Enviada em 15/09/2022

Há oito anos, em 2014, a dona de casa Fabiane Maria de Jesus foi agredida até a morte após ser confundida com um retrato falado postado na conta do Facebook “Guarujá Alerta”. A vítima foi linchada como uma sequestradora de crianças e praticante de magia negra, os boatos nas redes sociais foram o estopim para que moradores fizessem “justiça” com as próprias mãos e assassinassem a inocente mãe de duas crianças. De maneira análoga a isso, os linchamentos virtuais, suas motivações e a gravidade de tais atitudes tornam-se uma forte preocupação na sociedade atual. Nesse prisma, destaca-se a incapacidade da contemporaneidade em lidar e utilizar as redes sociais como ferramenta para expressar seus posicionamentos.

Em primeira análise, evidencia-se que a participação quase indispensável da internet no cotidiano da sociedade moderna não é a grande culpada pelo linchamento das pessoas por suas atitudes. Apesar do mundo online ser responsável por uma democratização do poder e da expressão do pensamento dos indivíduos, a crítica e massacre à sujeitos que cometem eventuais erros é um comportamento quase natural dos humanos.

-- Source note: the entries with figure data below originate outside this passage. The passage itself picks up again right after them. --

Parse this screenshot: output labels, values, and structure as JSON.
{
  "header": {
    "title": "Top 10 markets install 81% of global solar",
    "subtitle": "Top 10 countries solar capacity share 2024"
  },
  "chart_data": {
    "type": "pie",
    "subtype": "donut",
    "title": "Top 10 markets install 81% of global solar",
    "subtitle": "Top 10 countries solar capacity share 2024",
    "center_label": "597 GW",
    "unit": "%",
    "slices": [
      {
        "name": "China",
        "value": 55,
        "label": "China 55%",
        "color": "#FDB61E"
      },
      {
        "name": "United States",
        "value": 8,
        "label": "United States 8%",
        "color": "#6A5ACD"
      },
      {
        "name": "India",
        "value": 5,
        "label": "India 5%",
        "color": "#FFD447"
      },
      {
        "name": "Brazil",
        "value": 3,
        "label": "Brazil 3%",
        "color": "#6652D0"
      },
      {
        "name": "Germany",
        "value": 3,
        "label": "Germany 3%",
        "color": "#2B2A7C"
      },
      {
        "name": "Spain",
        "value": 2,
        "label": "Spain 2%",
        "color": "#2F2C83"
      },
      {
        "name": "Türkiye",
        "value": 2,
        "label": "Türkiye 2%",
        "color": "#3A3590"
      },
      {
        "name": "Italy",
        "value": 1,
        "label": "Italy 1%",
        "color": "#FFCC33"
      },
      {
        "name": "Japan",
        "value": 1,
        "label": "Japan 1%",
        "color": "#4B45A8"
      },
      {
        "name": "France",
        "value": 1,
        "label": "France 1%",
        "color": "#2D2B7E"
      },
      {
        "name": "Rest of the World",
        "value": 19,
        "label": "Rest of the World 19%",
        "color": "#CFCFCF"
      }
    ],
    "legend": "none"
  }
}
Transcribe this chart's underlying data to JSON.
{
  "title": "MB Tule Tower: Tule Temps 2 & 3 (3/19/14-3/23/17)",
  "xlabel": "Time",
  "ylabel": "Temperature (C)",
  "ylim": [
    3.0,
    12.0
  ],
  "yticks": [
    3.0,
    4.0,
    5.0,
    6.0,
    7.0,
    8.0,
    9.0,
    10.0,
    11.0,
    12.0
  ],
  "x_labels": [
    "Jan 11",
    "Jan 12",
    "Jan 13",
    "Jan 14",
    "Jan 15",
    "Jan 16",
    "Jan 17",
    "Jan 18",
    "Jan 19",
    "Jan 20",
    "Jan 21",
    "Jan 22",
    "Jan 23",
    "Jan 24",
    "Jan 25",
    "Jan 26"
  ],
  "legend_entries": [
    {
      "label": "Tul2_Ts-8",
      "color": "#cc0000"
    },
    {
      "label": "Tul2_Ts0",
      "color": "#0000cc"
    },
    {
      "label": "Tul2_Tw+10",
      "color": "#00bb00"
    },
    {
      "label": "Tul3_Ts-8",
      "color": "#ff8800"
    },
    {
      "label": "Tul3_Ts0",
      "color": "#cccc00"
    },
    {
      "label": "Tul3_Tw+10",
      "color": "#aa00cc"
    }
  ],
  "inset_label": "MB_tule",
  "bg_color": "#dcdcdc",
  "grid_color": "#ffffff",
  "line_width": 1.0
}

Sob essa ótica, com referência à frase do médium e psicólogo Luiz Gasparetto, “Os padrões negativos vêm de ideias erradas que a gente abraçou.”, os padrões negativos presentes no abuso das redes remetem às ideias e comportamentos críticos anteriores à internet.

Dessa forma, quem deve ser responsabilizado pelos linchamentos virtuais recorrentes na atualidade não deve ser o meio, a internet, e sim o agente mal educado, aquele por trás da tela. Consoante a isso, torna-se notória a falta de cognição (capacidade de processar informações e transformá-las em conhecimento) da contemporaneidade em compreender que o virtual é real e que o anteparo criado pelas redes pela possibilidade da anonimidade não cancela o fato de que o receptor das mensagens nas redes é, também, um ser humano.

Depreende-se, portanto, a adoção de medidas que venham amenizar o linchamento virtual como comportamento natural na sociedade atual. Dessa maneira, é necessário que a mídia ensine como a consumi-lá corretamente e que os próprios cidadãos eduquem-se, por meio de campanhas que promovam a compreensão do nível de responsabilidade envolvido na utilização da internet e maneiras de assumir uma postura ética, a fim de que as pessoas reflitam antes de se posicionarem e criticarem virtualmente. Somente assim, tristes casos como o da Fabiane Maria de Jesus não serão tão comuns e banalizados.